Saya juga ditemani Gus Rosyid dari Denanyar, panitia IAIN Tulungagung Syekh Nafis dan Syekh Umam. Rombongan kami juga disambut oleh Gus Mu’id Shohib.
Setelah itu Gus An’im mengantar kami sowan kepada Kiai Sepuh al-Mukarram KH Anwar Manshur, pengasuh Pondok dan juga Rais Syuriah PWNU Jawa Timur. Alhamdulillah bukan saja saya diterima dengan hangat oleh beliau dan putra beliau sahabat saya Gus Adib, tapi saya juga diberi pesan, didoakan dan, Masya Allah, tanpa diduga saya diberi ijazah (saat Mbah Yai War berbisik). Berkah…berkah…berkah.

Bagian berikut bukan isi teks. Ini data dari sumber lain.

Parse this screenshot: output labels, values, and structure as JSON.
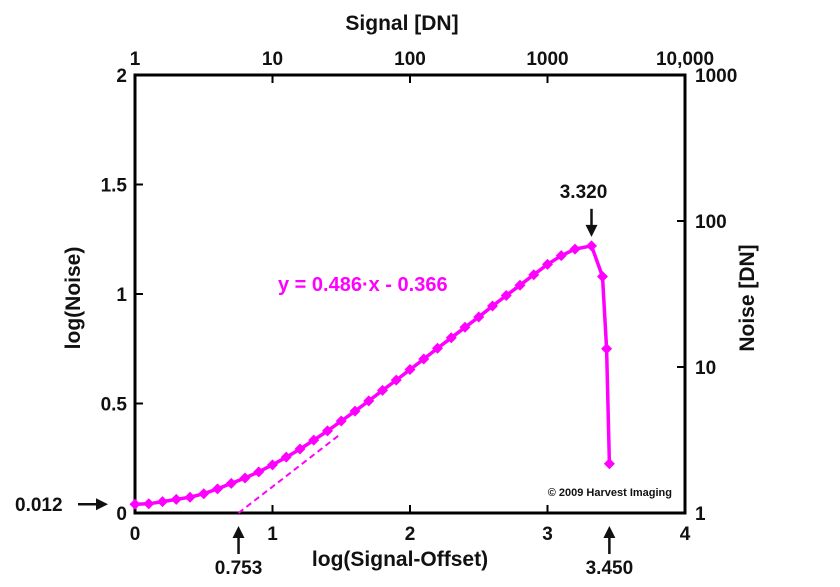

Gus Reza, salah satu bintang cemerlang dari Lirboyo juga menghampiri kami dan ikut berdiskusi. Semoga akan ada kelanjutan kerjasama antara PCI NU Australia-New Zealand baik dg Lirboyo maupun dg PWNU Jawa Timur.
Kemudian kami berziarah ke makam para muassis dan masyayikh Lirboyo. Saya mengambil tempat di sisi makam KH Mahrus Aly. Berdoa dan bertawasul.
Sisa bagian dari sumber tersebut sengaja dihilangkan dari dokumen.